Tony Goddard's excellent memoir My African Stories covers three distinct periods -
firstly his early childhood in Northern Rhodesia with his Colonial Service parents,
and subsequent university life in England; secondly his time as a District Officer in the
bush in the three years running up to Zambian Independence in 1964; and finally the
brief post-independence period during which he was Resident Magistrate in a remote
part of the Barotse Province.
He manages to cover all three periods with light-hearted anecdotes that give largely
personal but relevant snapshots of the last days of indirect colonial rule in Zambia and the
early days of Independence. Apart from the grisly localised uprising of the Lumpa Church
in 1963 (also covered by John Hudson in his book A Time to Mourn) Zambia was fortunate
in having a well ordered and relatively peaceful transition to Independence in 1964.
Nevertheless, Independence naturally resulted in major changes in the way in which
the country was run. The old system of indirect rule favoured by the British throughout
the years of Empire was one of the first to be scrapped. Tony Goddard, with a
perspective gained from extensive periods spent as a District Officer in the bush,
lovingly describes the old system of working through the local Paramount Chief, and the
Tribal Council. But he was also witness to its replacement by a highly centralised,
politically controlled civil service that sadly led inexorably to ever increasing
urbanisation and rural stagnation and decline.

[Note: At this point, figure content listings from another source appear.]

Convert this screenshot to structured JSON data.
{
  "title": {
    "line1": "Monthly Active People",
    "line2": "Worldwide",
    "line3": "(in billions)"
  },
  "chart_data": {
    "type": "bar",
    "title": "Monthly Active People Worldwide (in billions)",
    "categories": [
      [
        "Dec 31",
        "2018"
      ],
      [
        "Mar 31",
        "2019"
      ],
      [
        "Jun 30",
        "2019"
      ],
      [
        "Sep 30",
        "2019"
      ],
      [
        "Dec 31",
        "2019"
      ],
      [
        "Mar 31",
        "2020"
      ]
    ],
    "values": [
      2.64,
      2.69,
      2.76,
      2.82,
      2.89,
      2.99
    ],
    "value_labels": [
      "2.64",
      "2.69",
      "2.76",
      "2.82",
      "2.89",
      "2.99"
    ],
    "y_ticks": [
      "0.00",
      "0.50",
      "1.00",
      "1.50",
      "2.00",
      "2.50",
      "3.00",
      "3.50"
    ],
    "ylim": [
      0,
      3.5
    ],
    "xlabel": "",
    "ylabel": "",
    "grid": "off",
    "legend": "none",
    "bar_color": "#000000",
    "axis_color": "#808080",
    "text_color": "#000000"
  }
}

On a more personal note Tony Goddard highlights the spirit of trust and understanding
that existed between the expatriate District Officers and the Chiefs, as representatives of
the traditional rural society, and the even closer relationship between the expatriate
District Officer and his personal staff. These were relationships that served the old
system well, but gradually mutated as the post-independence changes took root. It speaks
volumes for all concerned that they have been replaced by a non-racial, colour-blind
governing class that has, incidentally, recently welcomed to the country a significant
number of dispossessed white farmers from Zimbabwe.
My African Stories will also be of special interest to readers fortunate enough to have
experienced the wildlife riches of the Luangwa Valley, and they will have seen the fruits
of an enlightened game policy based on full local participation, which was initiated over
50 years ago by the colonial government in collaboration with the old Paramount Chief
Nsefu. One of the best camps in the Valley still bears his name - a fitting monument to a
remarkable man (with whom Tony Goddard developed a close friendship).
Footnote: The writer of this review was stationed in Fort Jameson (now Chipata) in
1954-56 almost a decade before Tony Goddard. He initially worked with the Kunda but
later was given a special assignment to carry out a survey of the Ngoni people. To write
this review has therefore been an especially great pleasure and restored many happy
memories of the people and the writer's family.